In my talk at #ETD2009 I will make reference to SPECTRa-T, a JISC funded project that looked at the extraction of semantic information from chemistry theses. It was a first attempt and we were grateful to Steve Ley and his group for giving us access to about 12 theses. These were in Word, without which we could not have done very much useful.
I’m showing the poster that the group created to present their work. I know it’s a bit small, but it’s mainly to acknowledge them and to show the complex workflows that we built. It’s not necessary to read the small print, just to acknowledge that we could run theses through the system.

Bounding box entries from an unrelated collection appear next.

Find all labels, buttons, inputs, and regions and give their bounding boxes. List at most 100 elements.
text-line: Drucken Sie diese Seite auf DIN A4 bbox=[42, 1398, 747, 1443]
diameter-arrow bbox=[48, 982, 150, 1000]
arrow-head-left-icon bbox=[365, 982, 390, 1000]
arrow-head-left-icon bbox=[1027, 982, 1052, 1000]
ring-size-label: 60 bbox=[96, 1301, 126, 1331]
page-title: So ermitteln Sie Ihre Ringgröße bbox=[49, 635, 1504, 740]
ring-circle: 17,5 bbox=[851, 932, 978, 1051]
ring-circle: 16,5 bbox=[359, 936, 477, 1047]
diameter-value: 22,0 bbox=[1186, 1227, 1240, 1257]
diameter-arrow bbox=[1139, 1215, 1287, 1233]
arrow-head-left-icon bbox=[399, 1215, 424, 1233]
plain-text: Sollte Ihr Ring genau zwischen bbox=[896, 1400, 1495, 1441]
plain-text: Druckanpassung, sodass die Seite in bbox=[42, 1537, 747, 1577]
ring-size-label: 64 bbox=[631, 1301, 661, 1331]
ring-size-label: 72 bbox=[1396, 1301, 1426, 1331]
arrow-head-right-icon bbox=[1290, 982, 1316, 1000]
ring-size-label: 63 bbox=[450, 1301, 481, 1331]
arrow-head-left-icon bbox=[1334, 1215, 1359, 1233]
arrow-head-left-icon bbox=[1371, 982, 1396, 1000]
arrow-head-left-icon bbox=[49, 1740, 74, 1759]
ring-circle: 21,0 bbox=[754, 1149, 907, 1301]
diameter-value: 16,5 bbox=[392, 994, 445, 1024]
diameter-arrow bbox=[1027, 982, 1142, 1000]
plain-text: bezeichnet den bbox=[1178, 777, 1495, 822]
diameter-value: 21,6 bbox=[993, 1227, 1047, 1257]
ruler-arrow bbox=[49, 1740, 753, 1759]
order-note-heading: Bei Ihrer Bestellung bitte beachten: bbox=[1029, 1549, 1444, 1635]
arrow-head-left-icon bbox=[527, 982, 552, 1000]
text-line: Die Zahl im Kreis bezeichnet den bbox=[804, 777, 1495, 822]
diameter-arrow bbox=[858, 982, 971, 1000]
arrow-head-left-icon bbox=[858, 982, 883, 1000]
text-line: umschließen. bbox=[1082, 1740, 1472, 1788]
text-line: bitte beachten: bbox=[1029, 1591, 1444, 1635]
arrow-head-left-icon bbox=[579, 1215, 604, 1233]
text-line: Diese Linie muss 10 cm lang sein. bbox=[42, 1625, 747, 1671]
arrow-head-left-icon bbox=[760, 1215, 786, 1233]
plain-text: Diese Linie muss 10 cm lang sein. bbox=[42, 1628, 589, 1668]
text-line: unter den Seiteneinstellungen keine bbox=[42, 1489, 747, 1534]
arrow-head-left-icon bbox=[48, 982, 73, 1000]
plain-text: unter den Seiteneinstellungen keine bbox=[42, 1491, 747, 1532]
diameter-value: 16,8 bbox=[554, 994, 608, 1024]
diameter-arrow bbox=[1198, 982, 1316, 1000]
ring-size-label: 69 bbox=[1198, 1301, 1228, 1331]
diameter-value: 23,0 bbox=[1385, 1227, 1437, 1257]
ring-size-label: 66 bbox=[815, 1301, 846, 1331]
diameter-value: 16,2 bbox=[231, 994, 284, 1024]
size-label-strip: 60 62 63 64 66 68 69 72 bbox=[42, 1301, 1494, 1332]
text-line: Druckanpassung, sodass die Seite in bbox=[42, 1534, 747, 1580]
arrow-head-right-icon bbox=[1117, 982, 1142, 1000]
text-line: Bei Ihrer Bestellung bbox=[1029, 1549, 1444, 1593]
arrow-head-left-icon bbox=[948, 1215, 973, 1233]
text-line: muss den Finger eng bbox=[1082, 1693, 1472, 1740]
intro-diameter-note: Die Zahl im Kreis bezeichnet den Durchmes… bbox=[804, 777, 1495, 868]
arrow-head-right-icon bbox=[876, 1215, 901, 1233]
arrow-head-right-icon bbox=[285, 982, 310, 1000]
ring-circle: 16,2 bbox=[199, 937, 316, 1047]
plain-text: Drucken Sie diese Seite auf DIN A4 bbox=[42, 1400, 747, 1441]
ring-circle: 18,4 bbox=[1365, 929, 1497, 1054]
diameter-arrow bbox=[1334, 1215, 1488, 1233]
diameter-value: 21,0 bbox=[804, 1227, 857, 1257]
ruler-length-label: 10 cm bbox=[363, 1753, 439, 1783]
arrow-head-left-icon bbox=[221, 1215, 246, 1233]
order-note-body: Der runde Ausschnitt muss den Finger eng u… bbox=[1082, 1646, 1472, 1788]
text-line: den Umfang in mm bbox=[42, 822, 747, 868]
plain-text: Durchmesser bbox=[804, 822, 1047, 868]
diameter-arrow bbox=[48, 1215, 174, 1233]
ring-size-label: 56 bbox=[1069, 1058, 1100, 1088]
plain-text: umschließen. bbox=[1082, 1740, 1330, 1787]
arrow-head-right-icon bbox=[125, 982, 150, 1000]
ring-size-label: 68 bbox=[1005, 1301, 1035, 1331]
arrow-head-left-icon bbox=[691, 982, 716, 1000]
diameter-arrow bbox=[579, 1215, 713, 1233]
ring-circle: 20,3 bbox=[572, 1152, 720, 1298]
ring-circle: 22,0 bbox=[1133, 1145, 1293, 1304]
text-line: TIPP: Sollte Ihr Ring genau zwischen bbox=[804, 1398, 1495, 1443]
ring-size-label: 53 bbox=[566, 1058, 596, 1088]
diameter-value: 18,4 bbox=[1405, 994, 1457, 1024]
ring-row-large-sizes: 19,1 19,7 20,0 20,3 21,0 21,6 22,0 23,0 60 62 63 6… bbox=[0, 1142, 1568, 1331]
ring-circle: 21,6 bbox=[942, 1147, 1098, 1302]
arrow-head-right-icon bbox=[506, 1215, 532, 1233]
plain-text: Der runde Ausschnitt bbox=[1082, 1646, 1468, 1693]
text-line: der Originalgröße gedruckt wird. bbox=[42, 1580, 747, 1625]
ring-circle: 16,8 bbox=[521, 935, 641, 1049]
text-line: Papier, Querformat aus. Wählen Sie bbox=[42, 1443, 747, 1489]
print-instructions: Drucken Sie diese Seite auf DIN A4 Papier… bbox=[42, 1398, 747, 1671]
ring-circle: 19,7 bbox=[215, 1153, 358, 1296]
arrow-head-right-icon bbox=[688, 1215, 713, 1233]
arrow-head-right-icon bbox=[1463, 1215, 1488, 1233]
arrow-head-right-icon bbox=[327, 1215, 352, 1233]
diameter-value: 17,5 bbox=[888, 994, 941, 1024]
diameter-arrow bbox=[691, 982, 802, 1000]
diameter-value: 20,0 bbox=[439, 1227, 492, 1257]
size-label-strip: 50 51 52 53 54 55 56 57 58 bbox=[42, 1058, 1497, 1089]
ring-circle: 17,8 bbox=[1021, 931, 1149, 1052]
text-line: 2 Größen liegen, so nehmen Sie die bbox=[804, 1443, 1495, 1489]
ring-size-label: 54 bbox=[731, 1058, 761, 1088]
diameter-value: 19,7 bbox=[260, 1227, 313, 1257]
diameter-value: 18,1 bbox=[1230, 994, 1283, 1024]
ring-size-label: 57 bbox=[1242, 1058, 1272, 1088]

Here are some bits magnified (I am still learning the best way to use this blog):
This shows how OSCAR (our journal-eating robot) is able to extract the chemistry from the text of the thesis and put it in the repository
The next picture shows how we can extract semantic chemistry if the author has embedded chemical-specific objects (OLE, images) in the thesis. This is hard work for us but it can work:
Here we show how both graphical chemistry (the molecular picture) and the chemical name can be turned into real semantic chemistry. The graph is a complete network of all the chemical reactions in the thesis β automatically created by machine. Even the author has never seen this graph.
But it’s hard and lossy.
Word2003 allowed us to capture much of the chemistry.
PDF was much worse.
Much worse
Wouldn’t it be better if the chemist included all that in the thesis when it was submitted. The information all exists β all they have to do is zip it up and deposit it.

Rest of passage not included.